Jason Okundaye uses the case to frame a broader complaint about “rip-off Britain”: subscription traps, drip pricing, hidden charges and consumer scams that are now routine features of everyday commerce. Parliament has already been busy. The Digital Markets, Competition and Consumers Act 2024 bans subscription traps, fake reviews and drip pricing, and gives the Competition and Markets Authority power to fine companies directly. The Guardian notes that StubHub UK was fined and ordered to refund tens of thousands of customers over drip pricing, while Labour has announced further reforms to make cancellations and refunds easier, due to take effect in spring 2027.
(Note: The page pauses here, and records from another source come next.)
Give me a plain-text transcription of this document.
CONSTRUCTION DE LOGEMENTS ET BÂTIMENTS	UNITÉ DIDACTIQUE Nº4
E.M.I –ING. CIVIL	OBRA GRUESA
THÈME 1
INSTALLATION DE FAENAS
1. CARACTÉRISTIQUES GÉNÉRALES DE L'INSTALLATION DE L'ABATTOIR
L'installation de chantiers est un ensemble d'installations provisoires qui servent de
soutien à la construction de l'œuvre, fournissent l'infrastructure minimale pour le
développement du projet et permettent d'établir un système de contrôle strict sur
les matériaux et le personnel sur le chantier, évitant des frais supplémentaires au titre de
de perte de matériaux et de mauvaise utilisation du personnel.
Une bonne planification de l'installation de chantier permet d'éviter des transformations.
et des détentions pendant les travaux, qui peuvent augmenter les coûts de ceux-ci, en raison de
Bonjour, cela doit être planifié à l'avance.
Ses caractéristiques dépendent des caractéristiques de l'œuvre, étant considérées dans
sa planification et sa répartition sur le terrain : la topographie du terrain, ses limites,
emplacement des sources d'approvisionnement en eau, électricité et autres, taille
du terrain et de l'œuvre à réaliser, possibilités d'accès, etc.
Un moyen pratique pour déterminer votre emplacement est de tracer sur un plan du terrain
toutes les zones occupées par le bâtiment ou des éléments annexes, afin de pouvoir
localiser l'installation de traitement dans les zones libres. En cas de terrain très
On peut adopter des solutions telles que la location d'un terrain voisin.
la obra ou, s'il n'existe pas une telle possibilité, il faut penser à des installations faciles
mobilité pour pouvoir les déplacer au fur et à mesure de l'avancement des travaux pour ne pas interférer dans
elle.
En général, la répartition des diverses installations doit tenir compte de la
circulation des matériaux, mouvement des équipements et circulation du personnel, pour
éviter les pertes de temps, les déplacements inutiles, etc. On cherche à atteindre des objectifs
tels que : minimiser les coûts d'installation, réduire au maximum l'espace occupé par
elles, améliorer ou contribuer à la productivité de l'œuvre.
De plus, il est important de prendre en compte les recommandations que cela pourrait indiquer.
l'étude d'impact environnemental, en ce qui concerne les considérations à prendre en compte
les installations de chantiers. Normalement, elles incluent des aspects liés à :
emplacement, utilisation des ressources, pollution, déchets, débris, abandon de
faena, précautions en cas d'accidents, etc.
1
The machinery, however, is built for enforcement rather than repayment. In the Virgin Media case, the fine goes to HM Treasury, and affected customers are left compiling evidence and filing complaints one by one. That gap matters because subscription businesses make money precisely by turning individual losses into something too small to pursue. Britain has an estimated 155 million active subscriptions, with around 10 million thought to be unwanted, the Guardian reports. When a regulator punishes a firm but does not automatically compensate customers, the company learns that the cost of misconduct is a predictable line item, while the consumer learns that escape is paperwork.
Will Hayward’s separate Guardian column about Andy Burnham’s devolution pitch adds a second layer: who is supposed to fix these problems, and with what tools. Hayward writes that the UK is the most fiscally centralised country in the G7, with more than 90% of tax revenue collected and controlled by Westminster. Wales has had its own parliament for more than 25 years, but Hayward argues that responsibilities were devolved without the levers needed to deliver—limited borrowing powers, key infrastructure such as rail not devolved, and a share of R&D funding that lags its population share. In practice, he says, the Welsh government has sometimes relied on local authorities to borrow on its behalf for capital projects.
Put together, the two pieces describe a country where consumer harm is national in scale but personal in remedy, and where political promises to “crack down” often run through institutions that keep both money and authority concentrated at the centre. Burnham can pledge to tackle rip-offs and to devolve power, but the customer stuck on hold and the devolved government stuck without borrowing capacity face the same constraint: decisions are made elsewhere, and the bill arrives anyway.
Virgin Media’s fine was paid to the Treasury. The customers who could not cancel were told to keep their own records.